Las cartas de la Santa - Alfa y Omega

Teresa de Jesús, siempre animosa e infatigable en medio de la enfermedad y la fatiga, escribe cartas. El Beato Juan de Palafox, obispo de Osma, hombre de espiritualidad acrisolada, al comentar algunas de ellas, llega a la evidencia de que no hay nadie que lea los escritos de la Santa y «no busque luego a Dios».

Las cartas, ya sean confidencias personales como fundadora u orientaciones espirituales a sus monjas, nos descubren la extraordinaria energía y capacidad de organización de una mujer irrepetible que, fiel a lo que significa el lenguaje epistolar, habla directamente al corazón. En ellas hay una petición constante, a manera de signo de identidad y siembra en el Carmelo descalzo:

«Oración, oración, hermanas mías: y resplandezca ahora la humildad y la obediencia».

Incluso su arraigada afición a la lectura acaba en oración. Teresa es siempre sincera:

«Siempre tengo deseo de tener tiempo para leer, porque a esto he sido muy aficionada. Leo muy poco, porque en tomando el libro me recojo, y ansí se va la lección en oración».

Estamos ante una mujer que inspira respeto por la firmeza de su criterio:

«Cuando estoy en oración, y los días que ando quieta, y el pensamiento en Dios, aunque se junten cuantos letrados y santos hay en el mundo, y me diesen todos los tormentos imaginables, y yo quisiera creerlo, no me podrían hacer creer que esto es demonio».

Sólo desde esa afirmación de irrenunciable libertad personal se entiende su defensa de la libre actitud y personalidad propia de las monjas, sobre la que afirma:

«No sean vicarios de las monjas los confesores».
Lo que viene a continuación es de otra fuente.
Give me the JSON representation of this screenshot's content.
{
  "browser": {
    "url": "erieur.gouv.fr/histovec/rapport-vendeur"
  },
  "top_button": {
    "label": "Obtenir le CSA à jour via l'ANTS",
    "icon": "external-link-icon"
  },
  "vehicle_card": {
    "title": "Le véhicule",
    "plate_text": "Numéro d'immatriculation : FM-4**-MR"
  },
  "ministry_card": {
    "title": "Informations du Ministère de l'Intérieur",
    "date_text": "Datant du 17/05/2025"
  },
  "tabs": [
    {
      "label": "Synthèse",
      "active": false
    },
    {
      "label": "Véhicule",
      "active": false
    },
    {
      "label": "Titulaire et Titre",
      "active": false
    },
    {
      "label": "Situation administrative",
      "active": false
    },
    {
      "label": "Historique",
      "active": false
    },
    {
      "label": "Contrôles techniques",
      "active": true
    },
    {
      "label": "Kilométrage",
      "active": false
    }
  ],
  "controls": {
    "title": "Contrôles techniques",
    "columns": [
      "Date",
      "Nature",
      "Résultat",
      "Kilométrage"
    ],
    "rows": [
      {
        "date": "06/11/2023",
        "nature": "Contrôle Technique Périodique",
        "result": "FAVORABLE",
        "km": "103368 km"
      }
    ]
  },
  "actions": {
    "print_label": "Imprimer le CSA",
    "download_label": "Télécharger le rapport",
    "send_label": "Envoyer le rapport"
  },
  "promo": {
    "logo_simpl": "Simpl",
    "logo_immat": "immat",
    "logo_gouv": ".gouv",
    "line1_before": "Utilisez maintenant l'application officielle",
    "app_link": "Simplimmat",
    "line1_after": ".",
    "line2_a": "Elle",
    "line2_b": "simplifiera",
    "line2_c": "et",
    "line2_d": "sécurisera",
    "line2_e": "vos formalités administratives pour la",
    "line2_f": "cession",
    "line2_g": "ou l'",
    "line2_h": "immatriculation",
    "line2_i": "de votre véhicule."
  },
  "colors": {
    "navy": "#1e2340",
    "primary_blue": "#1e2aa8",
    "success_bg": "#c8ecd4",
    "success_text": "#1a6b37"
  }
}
A la firmeza de su criterio se suma, naturalmente, la integridad de su conducta. Así encarece a su hermana Juana de Ahumada:

«Una cosa le pido por caridad, que no me quiera por provecho del mundo, sino para que le encomiende a Dios».

La Santa es consciente de lo que más importa. Así la unión de los cristianos, presupuesto de la unidad de la Iglesia. No cabe una lucidez más profética que cuando afirma:

«En tiempo que hay tan pocos cristianos, que se acaben unos a otros es gran desventura».

Llegado el año de su muerte, 1582, esta «mujer inquieta y andariega», como la había calificado, no sin un cierto recelo, el nuncio del Papa, sentencia lo que podría ser el lema de su aventura:

«Yo por ti y tú por mi vida».

Su vida aguardaba sólo el mandato de su Señor. Las cartas nos descubren el estilo, la entrega apasionada, de la espera.